The US 30-year yield is now slightly below 4% and continues to rise. The central bank isn’t buying it and foreign investors don’t seem to be either. Something has to give.
There is no doubt in my mind that Bitcoin has benefited from the lockdown monetary policy. Robinhood traders around the world chasing meme stocks and things like Dogecoin (DOGE-USD) with stimulus checks had nowhere to spend them. Bars and other attractions have been closed. The currency had to go somewhere and much of it was for stocks and crypto. That tailwind probably won’t return anytime soon. But dismissing the growing adoption of the Bitcoin network as another speculative frenzy would in my view be short term.
Bank of New York Mellon (BK) is the latest financial institution to give bitcoin its approval as it will allow customers to hold it. Bitcoin is a borderless, permissionless asset that has actually protected investors from inflation if your time horizon is long enough. Gold, of which I am a big personal advocate, is going nowhere. These two things are, and always have been, complementary. The key is to properly time your entries into these assets. It would be easy to say that Bitcoin performed terribly in a high inflation environment because anyone who bought it at $60,000 is underwater. It’s true.
However, you can also apply this exact logic to gold, which, like Bitcoin, has outpaced consumer price inflation for the past year and a half and has performed terribly since March. The dollar has been strong. He ate everything in his path.

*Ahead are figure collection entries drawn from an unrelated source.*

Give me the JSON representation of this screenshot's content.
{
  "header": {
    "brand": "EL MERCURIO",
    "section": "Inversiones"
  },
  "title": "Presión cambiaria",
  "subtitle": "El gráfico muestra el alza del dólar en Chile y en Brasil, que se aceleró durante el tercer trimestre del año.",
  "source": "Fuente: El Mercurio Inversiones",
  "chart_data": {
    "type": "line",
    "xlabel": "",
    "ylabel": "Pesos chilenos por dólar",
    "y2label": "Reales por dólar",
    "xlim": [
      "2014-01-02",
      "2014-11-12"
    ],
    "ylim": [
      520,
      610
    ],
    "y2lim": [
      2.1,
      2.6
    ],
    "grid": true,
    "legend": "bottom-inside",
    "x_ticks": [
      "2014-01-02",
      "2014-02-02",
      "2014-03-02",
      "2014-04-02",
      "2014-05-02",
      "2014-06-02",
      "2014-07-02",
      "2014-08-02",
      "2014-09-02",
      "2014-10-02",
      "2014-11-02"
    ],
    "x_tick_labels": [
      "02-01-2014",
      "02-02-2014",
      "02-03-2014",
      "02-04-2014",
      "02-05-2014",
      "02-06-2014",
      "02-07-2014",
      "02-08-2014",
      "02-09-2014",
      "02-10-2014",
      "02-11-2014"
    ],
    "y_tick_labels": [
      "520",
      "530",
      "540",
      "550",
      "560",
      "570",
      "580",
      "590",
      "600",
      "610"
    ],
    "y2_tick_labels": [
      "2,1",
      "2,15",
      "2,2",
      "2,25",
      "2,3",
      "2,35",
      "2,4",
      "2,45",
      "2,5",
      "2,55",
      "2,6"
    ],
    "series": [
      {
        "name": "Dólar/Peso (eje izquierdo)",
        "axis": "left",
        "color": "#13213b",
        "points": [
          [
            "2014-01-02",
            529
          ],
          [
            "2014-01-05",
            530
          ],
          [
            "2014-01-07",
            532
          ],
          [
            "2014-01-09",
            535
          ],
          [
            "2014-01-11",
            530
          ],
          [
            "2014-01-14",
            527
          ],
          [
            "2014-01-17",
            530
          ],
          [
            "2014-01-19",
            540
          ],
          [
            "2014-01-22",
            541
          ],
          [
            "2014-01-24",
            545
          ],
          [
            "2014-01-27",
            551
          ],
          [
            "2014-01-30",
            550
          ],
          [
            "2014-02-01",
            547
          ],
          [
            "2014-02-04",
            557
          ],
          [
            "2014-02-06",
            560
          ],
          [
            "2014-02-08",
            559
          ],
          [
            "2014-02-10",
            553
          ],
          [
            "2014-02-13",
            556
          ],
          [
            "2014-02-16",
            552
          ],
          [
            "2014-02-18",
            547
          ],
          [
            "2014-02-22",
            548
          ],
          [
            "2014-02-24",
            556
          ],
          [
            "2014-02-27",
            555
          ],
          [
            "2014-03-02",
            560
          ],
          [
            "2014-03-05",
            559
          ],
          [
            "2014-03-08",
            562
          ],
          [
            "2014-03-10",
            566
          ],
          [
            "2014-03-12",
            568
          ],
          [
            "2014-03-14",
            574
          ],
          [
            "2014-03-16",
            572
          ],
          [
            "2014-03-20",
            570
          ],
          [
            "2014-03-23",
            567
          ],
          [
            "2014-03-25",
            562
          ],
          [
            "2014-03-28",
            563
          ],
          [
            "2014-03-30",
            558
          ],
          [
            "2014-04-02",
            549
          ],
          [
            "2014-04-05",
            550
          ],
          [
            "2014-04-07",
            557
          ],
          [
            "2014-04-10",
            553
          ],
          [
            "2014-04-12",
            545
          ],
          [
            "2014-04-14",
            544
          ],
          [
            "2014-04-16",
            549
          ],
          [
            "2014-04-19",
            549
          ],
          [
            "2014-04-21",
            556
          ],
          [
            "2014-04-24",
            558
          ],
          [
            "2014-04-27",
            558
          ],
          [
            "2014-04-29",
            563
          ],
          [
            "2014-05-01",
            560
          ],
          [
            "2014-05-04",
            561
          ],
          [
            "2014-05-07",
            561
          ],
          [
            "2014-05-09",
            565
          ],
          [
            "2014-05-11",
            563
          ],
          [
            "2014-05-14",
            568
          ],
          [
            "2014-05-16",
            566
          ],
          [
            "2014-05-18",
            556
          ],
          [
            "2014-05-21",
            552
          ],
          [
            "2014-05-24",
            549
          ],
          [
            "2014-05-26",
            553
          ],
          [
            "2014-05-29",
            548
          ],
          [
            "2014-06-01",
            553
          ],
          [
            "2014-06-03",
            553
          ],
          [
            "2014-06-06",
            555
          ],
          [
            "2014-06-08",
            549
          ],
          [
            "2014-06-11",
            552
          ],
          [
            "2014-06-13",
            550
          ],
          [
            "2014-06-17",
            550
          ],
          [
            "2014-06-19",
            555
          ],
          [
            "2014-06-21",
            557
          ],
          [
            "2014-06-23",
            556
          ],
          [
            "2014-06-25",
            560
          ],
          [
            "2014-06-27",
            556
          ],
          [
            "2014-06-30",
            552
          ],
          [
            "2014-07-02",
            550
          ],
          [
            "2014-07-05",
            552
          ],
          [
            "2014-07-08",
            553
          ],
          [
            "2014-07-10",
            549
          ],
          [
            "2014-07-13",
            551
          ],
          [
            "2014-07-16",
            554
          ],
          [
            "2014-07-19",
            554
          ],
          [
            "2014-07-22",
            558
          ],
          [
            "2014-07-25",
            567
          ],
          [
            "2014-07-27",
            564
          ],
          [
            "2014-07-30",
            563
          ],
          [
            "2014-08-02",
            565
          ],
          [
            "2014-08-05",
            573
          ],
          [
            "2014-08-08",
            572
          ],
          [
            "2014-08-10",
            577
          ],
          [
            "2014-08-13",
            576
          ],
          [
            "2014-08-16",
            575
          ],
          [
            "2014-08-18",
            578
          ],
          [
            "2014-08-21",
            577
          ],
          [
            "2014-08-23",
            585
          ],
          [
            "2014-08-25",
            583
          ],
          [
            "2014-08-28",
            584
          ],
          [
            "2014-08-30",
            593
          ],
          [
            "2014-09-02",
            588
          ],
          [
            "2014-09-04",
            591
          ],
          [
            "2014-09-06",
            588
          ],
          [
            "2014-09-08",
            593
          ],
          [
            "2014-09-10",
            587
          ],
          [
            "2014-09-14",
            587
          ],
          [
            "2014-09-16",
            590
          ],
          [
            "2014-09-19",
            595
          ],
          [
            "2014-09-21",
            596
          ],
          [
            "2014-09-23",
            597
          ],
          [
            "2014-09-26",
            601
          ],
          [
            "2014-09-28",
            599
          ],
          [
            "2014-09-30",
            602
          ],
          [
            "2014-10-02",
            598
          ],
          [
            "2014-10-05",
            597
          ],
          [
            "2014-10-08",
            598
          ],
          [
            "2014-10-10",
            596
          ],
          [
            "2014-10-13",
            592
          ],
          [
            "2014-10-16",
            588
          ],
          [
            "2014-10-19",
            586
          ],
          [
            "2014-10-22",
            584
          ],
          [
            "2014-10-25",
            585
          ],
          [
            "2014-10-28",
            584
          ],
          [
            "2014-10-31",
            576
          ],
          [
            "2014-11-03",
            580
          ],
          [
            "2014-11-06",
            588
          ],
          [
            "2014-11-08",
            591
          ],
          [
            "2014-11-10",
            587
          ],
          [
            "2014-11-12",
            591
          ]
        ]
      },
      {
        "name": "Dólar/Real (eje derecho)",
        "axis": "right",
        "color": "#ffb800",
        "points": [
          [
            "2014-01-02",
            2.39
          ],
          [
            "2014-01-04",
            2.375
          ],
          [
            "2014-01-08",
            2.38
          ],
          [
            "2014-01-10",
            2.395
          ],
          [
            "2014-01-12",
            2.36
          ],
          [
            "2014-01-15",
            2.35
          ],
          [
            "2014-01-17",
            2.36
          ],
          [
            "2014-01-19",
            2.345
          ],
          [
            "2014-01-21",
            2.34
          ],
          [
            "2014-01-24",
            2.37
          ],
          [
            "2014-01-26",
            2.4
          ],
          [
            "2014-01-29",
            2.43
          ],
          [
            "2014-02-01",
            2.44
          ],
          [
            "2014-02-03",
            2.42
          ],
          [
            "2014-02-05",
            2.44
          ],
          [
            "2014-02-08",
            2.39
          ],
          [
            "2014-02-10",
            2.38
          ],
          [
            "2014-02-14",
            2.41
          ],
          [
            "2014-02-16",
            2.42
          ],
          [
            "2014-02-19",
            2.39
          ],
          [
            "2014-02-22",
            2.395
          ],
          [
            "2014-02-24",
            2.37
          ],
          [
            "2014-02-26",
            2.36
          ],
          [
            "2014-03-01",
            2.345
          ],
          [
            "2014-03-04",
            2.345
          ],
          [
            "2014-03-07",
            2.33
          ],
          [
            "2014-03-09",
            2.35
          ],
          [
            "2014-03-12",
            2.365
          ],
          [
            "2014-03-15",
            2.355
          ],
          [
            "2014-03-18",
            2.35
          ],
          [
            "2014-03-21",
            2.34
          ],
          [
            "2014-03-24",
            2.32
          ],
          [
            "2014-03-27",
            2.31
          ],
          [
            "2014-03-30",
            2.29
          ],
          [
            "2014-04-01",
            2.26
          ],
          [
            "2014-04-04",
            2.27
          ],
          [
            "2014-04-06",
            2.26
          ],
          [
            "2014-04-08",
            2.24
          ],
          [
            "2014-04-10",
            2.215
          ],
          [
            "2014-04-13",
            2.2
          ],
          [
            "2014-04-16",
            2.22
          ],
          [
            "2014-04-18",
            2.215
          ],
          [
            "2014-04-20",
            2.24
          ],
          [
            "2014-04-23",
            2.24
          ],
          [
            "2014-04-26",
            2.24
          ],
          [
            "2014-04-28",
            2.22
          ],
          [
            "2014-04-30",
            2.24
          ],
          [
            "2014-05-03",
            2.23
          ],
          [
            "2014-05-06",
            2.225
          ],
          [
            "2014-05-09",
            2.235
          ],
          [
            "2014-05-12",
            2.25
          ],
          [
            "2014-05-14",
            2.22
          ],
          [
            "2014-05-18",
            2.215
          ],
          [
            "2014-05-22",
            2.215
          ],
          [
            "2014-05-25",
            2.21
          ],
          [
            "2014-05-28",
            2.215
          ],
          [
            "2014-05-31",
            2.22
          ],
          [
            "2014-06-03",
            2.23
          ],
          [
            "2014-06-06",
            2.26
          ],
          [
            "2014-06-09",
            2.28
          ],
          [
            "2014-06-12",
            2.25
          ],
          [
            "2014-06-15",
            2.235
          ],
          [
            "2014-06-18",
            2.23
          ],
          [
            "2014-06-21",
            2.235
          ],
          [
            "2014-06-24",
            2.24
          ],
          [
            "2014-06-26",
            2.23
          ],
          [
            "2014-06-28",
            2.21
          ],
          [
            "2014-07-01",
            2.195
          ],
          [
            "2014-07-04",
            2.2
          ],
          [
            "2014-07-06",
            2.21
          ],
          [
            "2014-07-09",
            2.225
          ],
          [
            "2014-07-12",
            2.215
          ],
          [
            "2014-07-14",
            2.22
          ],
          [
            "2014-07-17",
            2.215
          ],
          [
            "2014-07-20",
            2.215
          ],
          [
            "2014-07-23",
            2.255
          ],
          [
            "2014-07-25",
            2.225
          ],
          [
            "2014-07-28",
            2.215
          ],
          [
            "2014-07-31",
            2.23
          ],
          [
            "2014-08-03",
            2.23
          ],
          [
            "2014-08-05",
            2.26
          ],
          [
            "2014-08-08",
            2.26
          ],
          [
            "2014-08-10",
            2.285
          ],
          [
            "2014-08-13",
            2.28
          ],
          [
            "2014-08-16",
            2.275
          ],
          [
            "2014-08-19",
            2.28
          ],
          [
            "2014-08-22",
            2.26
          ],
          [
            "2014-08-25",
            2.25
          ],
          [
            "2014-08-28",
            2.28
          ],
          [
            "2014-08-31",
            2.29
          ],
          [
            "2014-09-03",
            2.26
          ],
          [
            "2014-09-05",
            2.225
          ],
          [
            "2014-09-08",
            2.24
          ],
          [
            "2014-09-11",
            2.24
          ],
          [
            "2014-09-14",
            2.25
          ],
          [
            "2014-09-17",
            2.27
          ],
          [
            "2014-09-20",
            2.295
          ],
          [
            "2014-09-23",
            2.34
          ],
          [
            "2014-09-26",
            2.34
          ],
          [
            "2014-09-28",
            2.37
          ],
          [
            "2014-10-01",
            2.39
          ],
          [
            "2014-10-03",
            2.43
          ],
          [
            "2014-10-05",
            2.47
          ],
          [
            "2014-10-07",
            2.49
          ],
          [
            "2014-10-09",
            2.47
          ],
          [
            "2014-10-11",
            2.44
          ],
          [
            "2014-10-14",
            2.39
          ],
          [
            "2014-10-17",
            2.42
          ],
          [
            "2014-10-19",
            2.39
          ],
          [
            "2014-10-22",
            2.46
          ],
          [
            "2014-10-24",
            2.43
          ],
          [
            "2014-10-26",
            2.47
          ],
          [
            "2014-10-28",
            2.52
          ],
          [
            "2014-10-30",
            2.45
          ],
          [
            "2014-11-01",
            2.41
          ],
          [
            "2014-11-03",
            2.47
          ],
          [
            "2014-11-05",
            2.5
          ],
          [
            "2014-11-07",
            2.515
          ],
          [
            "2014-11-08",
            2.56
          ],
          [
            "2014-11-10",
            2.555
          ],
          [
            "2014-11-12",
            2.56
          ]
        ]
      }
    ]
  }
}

This includes foreign currencies, metal, crypto, and stocks. But the dollar race is almost over in my opinion. There is pressure from the rest of the world for the Fed to stop climbing and I think the central bank will engage in that sooner than many others are doing. The Bank of England has already proven that inflation can be fought until it can’t. If you think the market is looking to the future, I think it’s telling you something right now.